The rapid antidepressant effects, along with previous brexanolone injection clinical trials, support the development of NAS GABAAR PAMs as PPD therapies and potential fast-acting antidepressants.[37,38,53] The mechanism of rapid antidepressant onset has yet to be completely elucidated.[54] Currently, none of the monoaminergic antidepressants (eg, selective serotonin reuptake inhibitors, serotonin-norepinephrine reuptake inhibitors, or atypical antidepressants) have specific indications for PPD. A recent meta-analysis of controlled clinical trials of selective serotonin reuptake inhibitors in PPD reported that the strength of available evidence was low and inconclusive of whether selective serotonin reuptake inhibitors were more effective than psychosocial intervention, while demonstrating higher response and remission rates than placebo.[55] Despite these limitations, current PPD standard-of-care pharmacotherapies are antidepressants approved for major depressive disorder treatment, which are often associated with delayed onset of response and/or failure to achieve remission.[56,57,58] Even with dosing cessation after 2 weeks, zuranolone demonstrated sustained depressive symptom reduction over all measured time points during the 45-day study period, a high proportion of patients remained in remission over the study period, and a small proportion of patients initiated new antidepressant medications during the follow-up period. This sustained effect is clinically meaningful and similar to the effects observed in brexanolone injection studies.[38] Improvements in anxiety, a common PPD symptom/comorbidity,[59] and in clinician-measured global functioning (CGI-I) were also sustained through day 45. Notably, although PPD diagnosis requires that symptoms cause impaired functioning,[1] standard clinician-rated trial instruments may only measure reductions in depressive symptoms, not functioning.[44,46,60] Zuranolone was associated with clinically meaningful improvements in postpartum maternal functioning at day 45 using the patient-reported BIMF score, suggesting an overall treatment effect.[51] Although the persistence of the zuranolone effect beyond 45 days is currently unknown, it suggests the potential for short-term, outpatient utility of zuranolone in PPD.

Zuranolone was generally well tolerated. No loss of consciousness events or AEs related to drug discontinuation after treatment/withdrawal syndrome or worsening depression were reported.
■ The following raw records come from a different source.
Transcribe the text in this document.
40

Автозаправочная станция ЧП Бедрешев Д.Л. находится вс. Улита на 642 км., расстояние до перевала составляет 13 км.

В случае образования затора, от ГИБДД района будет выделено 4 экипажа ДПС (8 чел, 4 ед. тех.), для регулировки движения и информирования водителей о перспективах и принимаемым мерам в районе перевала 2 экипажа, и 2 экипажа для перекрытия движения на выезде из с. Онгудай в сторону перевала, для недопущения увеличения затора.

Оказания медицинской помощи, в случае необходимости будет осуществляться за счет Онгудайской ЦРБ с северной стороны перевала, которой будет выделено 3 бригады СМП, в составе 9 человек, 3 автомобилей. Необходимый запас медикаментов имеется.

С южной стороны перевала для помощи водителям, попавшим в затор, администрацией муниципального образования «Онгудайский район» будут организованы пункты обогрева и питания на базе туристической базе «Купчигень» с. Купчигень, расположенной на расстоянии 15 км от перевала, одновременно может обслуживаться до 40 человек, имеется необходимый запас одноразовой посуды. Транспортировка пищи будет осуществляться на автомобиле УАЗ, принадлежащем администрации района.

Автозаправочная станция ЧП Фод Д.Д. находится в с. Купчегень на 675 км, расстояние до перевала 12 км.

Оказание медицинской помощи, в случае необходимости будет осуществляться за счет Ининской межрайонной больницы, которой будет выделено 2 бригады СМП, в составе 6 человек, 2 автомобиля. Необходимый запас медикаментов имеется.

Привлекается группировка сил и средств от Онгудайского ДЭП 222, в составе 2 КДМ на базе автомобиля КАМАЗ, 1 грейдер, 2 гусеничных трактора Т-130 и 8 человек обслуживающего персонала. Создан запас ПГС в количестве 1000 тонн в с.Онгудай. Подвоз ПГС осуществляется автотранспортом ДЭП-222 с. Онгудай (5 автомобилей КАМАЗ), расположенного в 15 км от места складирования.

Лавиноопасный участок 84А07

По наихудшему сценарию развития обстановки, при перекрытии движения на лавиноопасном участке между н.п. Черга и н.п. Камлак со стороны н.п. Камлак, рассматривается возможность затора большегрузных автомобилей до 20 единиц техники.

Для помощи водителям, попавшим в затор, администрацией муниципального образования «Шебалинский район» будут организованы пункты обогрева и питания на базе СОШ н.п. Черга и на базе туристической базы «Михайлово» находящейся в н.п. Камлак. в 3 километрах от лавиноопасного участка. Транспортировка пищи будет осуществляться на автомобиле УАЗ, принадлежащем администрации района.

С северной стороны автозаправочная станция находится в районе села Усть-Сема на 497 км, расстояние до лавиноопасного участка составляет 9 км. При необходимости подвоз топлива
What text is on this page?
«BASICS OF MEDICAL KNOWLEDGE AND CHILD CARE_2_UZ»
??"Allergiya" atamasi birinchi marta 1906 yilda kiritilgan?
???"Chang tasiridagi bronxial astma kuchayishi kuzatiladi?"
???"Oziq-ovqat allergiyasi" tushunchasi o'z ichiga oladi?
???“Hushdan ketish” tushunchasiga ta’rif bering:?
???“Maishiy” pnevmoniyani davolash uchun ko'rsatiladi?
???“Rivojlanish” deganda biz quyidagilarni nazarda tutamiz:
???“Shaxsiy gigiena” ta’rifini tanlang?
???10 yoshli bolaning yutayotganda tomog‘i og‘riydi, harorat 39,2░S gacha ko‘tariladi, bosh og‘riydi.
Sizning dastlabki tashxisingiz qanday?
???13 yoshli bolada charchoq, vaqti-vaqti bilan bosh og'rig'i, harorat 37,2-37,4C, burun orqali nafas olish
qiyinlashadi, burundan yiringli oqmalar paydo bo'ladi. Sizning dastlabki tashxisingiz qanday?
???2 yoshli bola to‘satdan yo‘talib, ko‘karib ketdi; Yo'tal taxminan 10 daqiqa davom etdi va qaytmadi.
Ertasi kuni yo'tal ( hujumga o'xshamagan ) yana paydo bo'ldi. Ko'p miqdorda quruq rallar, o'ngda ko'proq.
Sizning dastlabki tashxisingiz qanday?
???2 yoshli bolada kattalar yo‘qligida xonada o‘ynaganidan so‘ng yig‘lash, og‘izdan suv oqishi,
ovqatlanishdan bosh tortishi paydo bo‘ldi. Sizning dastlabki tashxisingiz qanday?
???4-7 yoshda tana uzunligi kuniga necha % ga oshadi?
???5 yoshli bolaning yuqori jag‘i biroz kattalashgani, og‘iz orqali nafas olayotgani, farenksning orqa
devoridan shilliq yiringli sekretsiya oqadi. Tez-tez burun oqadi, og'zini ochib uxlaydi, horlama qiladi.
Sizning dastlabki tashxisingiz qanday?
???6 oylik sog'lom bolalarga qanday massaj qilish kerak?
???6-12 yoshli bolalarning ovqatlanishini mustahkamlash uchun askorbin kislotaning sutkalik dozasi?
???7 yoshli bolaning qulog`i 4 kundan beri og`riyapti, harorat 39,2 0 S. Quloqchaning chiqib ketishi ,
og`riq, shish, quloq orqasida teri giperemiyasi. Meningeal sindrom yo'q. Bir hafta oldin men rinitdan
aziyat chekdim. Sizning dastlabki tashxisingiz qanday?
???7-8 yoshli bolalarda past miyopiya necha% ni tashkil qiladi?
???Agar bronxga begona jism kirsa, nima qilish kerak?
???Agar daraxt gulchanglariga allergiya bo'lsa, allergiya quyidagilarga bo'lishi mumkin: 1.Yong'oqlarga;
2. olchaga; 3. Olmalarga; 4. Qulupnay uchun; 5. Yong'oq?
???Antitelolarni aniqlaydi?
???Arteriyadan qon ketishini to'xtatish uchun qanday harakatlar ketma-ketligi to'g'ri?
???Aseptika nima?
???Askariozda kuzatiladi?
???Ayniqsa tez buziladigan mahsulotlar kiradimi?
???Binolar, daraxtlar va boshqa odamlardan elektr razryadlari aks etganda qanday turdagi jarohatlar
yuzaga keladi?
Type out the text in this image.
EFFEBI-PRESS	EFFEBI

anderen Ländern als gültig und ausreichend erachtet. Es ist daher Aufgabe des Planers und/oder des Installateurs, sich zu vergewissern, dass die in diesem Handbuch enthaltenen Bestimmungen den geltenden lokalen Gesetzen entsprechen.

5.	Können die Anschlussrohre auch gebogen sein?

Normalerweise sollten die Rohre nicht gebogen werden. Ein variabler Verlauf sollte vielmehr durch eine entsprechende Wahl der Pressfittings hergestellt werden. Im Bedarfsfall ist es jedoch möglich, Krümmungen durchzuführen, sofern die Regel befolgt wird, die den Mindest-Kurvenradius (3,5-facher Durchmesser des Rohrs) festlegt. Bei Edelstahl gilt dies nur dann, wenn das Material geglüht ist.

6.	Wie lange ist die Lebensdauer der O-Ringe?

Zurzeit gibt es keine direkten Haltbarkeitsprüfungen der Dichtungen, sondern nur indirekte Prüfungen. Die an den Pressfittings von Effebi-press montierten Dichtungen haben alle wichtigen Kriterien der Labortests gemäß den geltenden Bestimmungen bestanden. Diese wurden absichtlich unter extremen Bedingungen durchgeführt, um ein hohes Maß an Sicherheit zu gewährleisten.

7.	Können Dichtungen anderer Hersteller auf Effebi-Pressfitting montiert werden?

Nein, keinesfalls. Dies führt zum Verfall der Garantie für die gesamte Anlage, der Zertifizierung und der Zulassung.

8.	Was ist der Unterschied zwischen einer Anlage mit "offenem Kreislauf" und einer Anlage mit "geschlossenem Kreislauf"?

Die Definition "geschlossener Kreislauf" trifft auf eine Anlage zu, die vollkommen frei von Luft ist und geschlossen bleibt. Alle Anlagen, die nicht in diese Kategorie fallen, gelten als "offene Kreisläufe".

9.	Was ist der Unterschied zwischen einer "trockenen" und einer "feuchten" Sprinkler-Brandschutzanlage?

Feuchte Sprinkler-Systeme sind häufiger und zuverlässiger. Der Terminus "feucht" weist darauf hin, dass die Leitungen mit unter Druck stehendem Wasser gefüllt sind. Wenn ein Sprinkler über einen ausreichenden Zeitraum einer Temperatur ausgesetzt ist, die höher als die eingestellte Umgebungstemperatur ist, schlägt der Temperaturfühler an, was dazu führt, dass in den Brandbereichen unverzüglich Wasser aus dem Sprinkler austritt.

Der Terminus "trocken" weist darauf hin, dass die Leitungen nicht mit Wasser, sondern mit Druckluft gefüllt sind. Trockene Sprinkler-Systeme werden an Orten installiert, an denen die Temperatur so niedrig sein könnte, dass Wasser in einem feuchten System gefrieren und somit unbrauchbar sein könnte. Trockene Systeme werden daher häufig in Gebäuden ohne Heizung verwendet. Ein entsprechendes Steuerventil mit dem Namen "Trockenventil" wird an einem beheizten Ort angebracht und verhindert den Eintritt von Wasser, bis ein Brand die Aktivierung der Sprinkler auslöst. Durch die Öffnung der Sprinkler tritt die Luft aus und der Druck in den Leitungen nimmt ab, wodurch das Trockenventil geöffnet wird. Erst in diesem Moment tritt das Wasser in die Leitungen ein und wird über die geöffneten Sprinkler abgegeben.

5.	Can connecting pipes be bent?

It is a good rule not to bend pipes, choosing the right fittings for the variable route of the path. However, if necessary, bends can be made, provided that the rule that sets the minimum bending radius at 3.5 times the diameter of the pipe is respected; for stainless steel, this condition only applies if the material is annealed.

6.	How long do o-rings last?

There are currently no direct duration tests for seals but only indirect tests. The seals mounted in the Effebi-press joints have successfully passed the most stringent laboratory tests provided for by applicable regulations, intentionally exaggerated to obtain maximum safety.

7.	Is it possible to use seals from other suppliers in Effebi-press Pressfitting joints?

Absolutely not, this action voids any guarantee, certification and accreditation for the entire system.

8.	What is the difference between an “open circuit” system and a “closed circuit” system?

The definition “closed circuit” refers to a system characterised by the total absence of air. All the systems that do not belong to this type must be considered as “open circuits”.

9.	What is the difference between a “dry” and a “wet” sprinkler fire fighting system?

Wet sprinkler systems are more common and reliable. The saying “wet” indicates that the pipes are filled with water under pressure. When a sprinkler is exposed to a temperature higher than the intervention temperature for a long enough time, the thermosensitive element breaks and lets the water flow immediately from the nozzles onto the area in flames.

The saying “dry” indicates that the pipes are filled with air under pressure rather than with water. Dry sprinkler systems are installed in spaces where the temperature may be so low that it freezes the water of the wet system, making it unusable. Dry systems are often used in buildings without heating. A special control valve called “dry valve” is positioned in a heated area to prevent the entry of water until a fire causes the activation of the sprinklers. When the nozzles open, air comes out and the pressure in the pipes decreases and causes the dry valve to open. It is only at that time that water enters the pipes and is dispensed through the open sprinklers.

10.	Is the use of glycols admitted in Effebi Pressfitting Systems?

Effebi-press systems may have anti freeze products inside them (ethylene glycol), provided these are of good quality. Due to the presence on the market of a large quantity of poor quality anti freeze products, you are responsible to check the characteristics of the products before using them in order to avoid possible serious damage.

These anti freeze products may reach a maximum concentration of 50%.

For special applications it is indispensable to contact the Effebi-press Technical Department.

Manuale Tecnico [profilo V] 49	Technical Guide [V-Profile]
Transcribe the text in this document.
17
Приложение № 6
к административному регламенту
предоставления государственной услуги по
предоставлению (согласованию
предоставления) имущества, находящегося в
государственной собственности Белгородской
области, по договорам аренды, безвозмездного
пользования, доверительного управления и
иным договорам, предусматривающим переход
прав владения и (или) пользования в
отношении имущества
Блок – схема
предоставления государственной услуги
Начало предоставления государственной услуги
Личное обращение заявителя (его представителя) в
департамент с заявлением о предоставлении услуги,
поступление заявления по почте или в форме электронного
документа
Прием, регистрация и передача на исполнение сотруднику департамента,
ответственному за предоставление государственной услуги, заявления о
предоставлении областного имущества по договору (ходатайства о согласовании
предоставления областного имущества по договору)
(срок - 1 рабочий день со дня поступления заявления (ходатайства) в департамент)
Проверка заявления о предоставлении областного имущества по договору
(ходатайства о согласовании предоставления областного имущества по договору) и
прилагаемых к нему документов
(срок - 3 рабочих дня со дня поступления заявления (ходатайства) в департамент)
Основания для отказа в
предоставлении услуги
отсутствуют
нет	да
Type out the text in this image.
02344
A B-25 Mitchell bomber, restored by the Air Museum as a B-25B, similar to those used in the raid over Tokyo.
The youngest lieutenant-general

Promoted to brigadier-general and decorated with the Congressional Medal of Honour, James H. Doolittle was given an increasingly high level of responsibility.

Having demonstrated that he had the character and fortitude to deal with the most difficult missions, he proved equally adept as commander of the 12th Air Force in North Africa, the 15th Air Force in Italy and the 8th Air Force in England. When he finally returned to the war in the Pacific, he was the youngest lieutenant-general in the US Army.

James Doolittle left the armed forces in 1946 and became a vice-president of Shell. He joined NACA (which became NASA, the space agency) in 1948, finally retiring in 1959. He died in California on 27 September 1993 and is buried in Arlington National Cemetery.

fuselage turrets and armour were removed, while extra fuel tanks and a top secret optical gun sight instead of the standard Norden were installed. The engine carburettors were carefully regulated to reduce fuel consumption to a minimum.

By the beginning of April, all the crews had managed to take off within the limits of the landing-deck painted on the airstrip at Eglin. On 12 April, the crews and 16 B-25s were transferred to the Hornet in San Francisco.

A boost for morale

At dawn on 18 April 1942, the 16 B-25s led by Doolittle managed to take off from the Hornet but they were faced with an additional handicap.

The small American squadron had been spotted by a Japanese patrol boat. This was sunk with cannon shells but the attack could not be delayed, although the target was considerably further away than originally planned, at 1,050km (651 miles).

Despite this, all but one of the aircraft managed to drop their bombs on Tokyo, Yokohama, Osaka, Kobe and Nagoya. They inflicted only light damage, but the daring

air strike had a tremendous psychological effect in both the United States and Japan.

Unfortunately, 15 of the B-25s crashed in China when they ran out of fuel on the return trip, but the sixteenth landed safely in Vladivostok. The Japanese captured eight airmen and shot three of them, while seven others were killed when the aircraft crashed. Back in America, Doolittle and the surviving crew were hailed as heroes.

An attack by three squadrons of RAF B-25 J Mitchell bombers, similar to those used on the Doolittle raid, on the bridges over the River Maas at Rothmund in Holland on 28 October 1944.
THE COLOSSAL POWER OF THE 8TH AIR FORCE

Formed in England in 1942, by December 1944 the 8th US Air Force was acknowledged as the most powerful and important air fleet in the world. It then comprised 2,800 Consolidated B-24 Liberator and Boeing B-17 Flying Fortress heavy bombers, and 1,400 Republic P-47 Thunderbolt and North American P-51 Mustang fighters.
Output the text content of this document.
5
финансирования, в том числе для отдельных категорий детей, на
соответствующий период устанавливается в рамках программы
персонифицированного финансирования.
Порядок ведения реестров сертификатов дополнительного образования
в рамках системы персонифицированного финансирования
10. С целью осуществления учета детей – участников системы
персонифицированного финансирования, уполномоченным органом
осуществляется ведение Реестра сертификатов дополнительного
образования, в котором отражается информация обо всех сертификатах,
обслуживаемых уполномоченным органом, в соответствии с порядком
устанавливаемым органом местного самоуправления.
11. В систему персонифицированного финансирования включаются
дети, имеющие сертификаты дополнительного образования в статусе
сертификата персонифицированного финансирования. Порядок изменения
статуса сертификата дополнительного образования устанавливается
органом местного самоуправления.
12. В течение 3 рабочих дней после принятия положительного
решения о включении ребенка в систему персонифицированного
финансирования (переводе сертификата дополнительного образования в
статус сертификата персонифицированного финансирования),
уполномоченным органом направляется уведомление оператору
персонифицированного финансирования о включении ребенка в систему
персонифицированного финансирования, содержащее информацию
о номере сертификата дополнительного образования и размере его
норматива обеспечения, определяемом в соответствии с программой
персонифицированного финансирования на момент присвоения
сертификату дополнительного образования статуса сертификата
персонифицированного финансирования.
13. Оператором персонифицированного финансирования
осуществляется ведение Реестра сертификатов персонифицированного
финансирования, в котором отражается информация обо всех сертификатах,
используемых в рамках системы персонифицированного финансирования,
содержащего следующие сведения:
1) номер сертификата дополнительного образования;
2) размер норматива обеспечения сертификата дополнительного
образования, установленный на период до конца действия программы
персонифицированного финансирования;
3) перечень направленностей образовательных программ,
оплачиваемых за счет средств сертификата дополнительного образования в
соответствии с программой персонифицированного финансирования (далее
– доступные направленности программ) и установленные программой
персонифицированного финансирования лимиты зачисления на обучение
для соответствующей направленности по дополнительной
The results of this double-blind, randomized, placebo-controlled clinical trial with zuranolone suggest the potential for an oral NAS GABAAR PAM in the treatment of PPD. The need for rapid and effective resolution of PPD symptoms cannot be overstated, given the prevalence of PPD and the negative effect untreated PPD can have on mothers, children, and partners.

Limitations

The study population represents a US population that may not be generalizable to broader global populations of women with PPD, although the study did enroll a higher proportion of African American and Hispanic individuals than generally observed in clinical trials. Since the follow-up period ended at day 45, the sustainability of any treatment response beyond this period is unknown. An ongoing open-label study with zuranolone will investigate the sustainability of effects and need for retreatment in major depressive disorder as a secondary end point (NCT03864614). Finally, patients were not permitted to breastfeed during the treatment period and for 1 week after treatment ended (21 days), so the safety of breastfeeding while being treated with zuranolone is currently unknown.

Conclusions

In this phase 3 randomized clinical trial of women with PPD, zuranolone achieved its primary end point of a statistically significant change from baseline in HAMD-17 total score compared with placebo at day 15. Zuranolone showed rapid (by day 3), sustained (all measured time points through day 45), and clinically meaningful improvements in depressive symptoms, anxiety, and global and maternal functioning and was generally well tolerated. Zuranolone has the potential to become a novel treatment for patients with PPD. Moreover, the findings of this study, along with prior PPD studies,[37,38] support the potential for the development and therapeutic use of NAS GABAAR PAMs in the treatment of PPD.